Spanish documents quoted by Bandelier say that the Apaches of New Mexico in the early part of the eighteenth century lived somewhat in the same way as did the Padouca described by Bourg- mont. They had houses, jacales, and huts where they planted in spring, but they did not live at these villages the year through.

It is believed that during the eighteenth century, almost from its first years, the Comanches began to make raids on the people of the plains and especially on the Apaches who finally were driven in from some of their settlements close to the Pueblo villages.

The Apaches were never mentioned by the French, Apache being a southwestern term, the use of which seems never to have extended into French territory. The French hardly refer to any tribes on the plains or on the New Mexican frontier except the Padouca, until the time of Mallet, 1739, when the French first reached New Mexico and found "Laitanes" on the New Mexican frontier. On the other hand, the Spaniards seem to mention no large tribes between the Apache, who occupied the country beyond the New Mexican frontier, and the tribes near the Missouri river.. They speak of the Apache as extending out from the New Mexican borders and beyond them to the east were the Panana, Jumano, and other Caddoan tribes ; and to the northeast beyond the Apache were other Pananas who were the Pawnees of the Platte.

It must be remembered that scarcely any original observations were made by Lewis and Clark away from the Missouri river.
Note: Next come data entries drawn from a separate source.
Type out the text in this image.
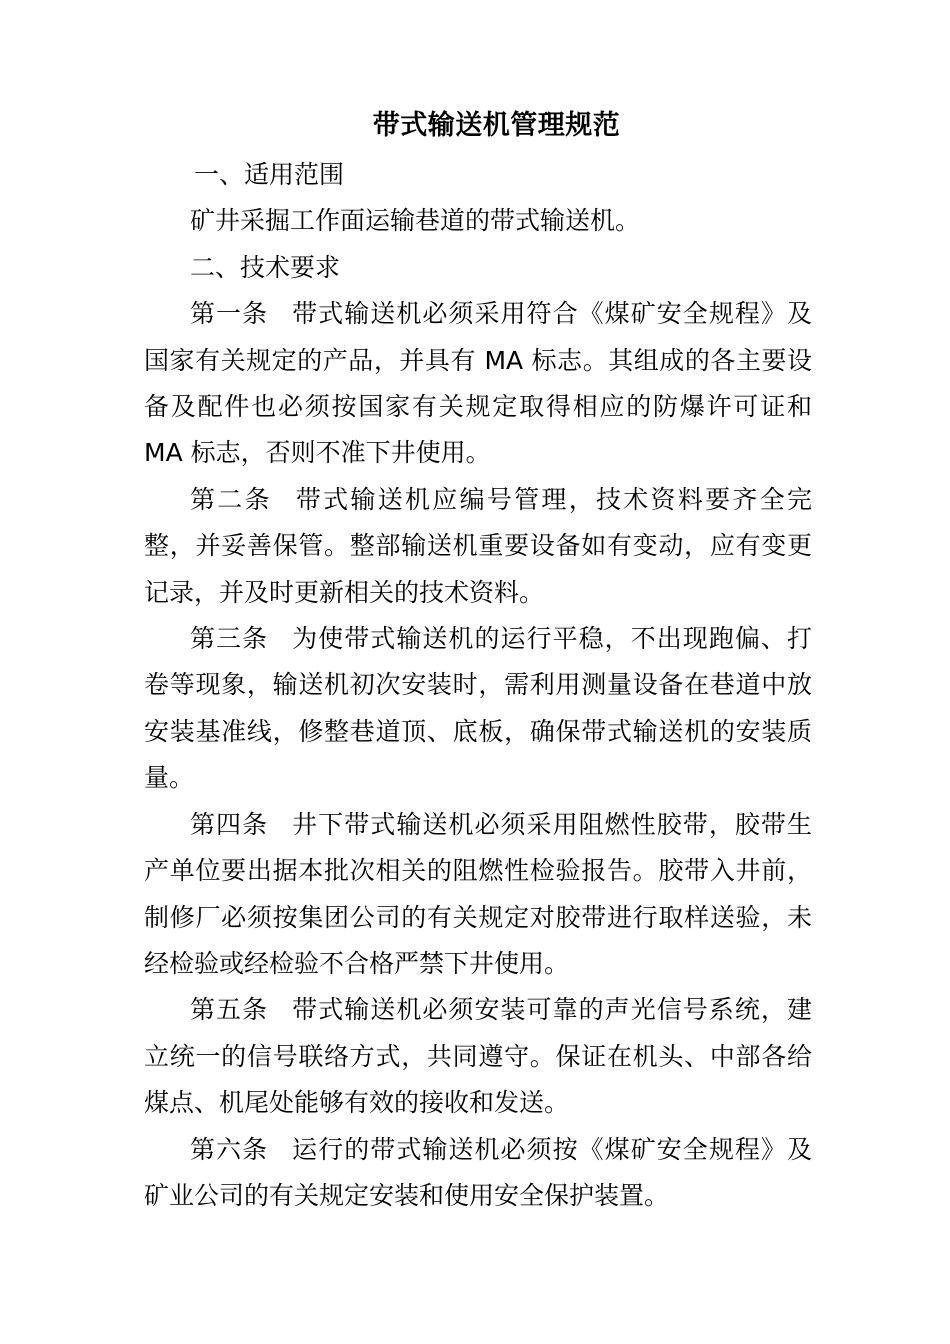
带式输送机管理规范

一、适用范围

矿井采掘工作面运输巷道的带式输送机。

二、技术要求

第一条 带式输送机必须采用符合《煤矿安全规程》及国家有关规定的产品，并具有 MA 标志。其组成的各主要设备及配件也必须按国家有关规定取得相应的防爆许可证和 MA 标志，否则不准下井使用。

第二条 带式输送机应编号管理，技术资料要齐全完整，并妥善保管。整部输送机重要设备如有变动，应有变更记录，并及时更新相关的技术资料。

第三条 为使带式输送机的运行平稳，不出现跑偏、打卷等现象，输送机初次安装时，需利用测量设备在巷道中放安装基准线，修整巷道顶、底板，确保带式输送机的安装质量。

第四条 井下带式输送机必须采用阻燃性胶带，胶带生产单位要出据本批次相关的阻燃性检验报告。胶带入井前，制修厂必须按集团公司的有关规定对胶带进行取样送验，未经检验或经检验不合格严禁下井使用。

第五条 带式输送机必须安装可靠的声光信号系统，建立统一的信号联络方式，共同遵守。保证在机头、中部各给煤点、机尾处能够有效的接收和发送。

第六条 运行的带式输送机必须按《煤矿安全规程》及矿业公司的有关规定安装和使用安全保护装置。
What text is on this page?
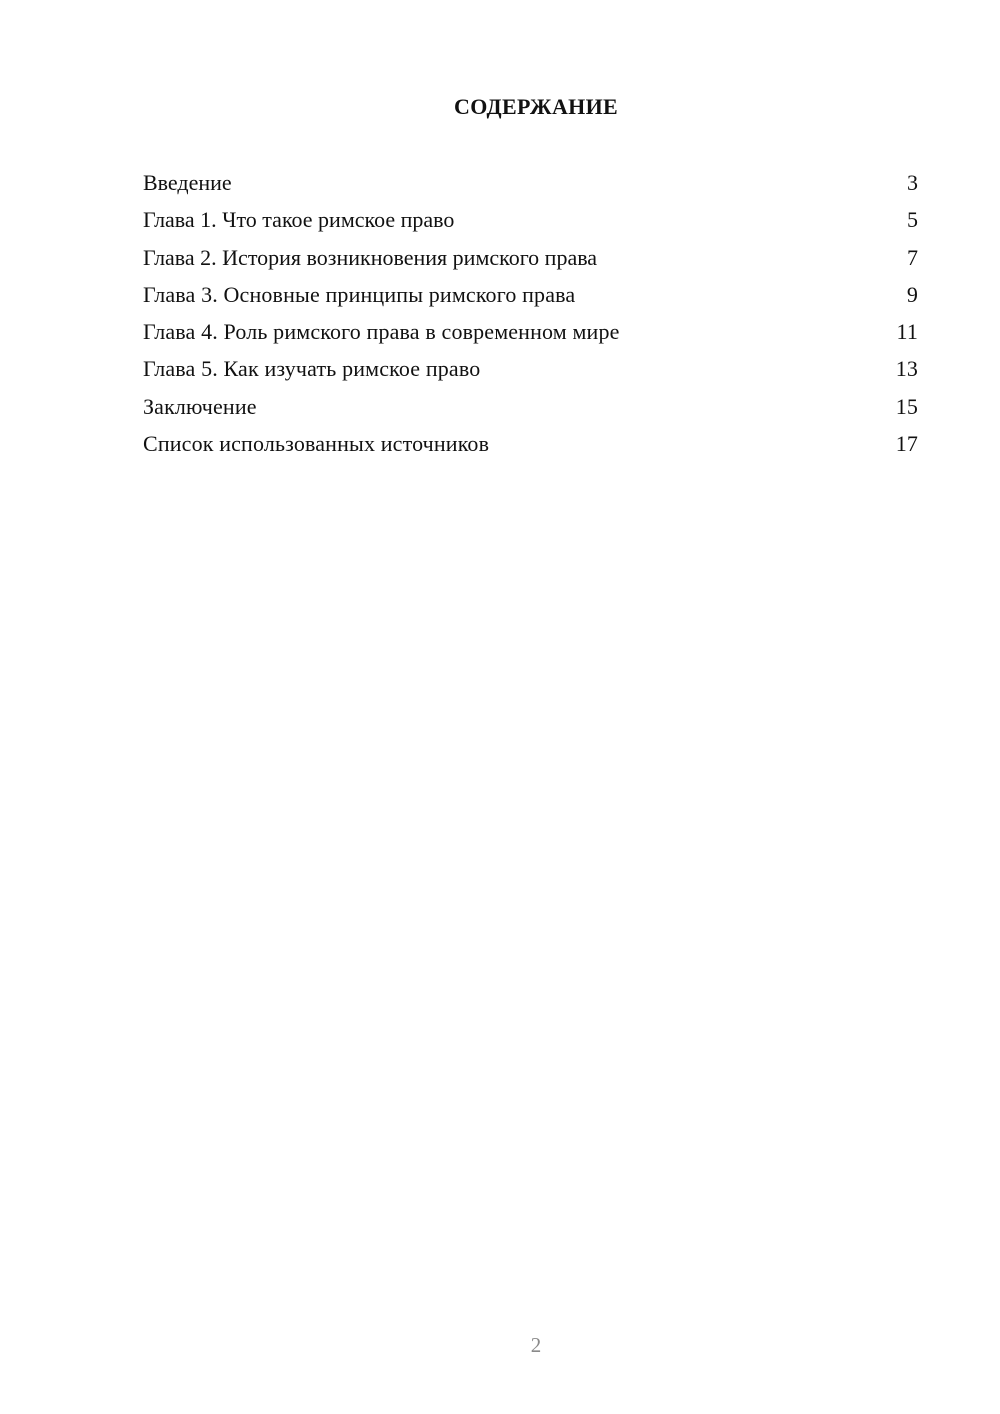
СОДЕРЖАНИЕ
Введение	3
Глава 1. Что такое римское право	5
Глава 2. История возникновения римского права	7
Глава 3. Основные принципы римского права	9
Глава 4. Роль римского права в современном мире	11
Глава 5. Как изучать римское право	13
Заключение	15
Список использованных источников	17
2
They saw something of the Sioux and something of the village tribes, but for information about the people of the plains, were obliged to depend on the Indians and the few white men who had been long in the country.

For this reason in cases where they report only statements at second hand, the accounts of early explorers generally must not be taken too literally. On the other hand, those who saw the Indians about whom they wrote no doubt reported with substantial accuracy on matters which came under their own observation.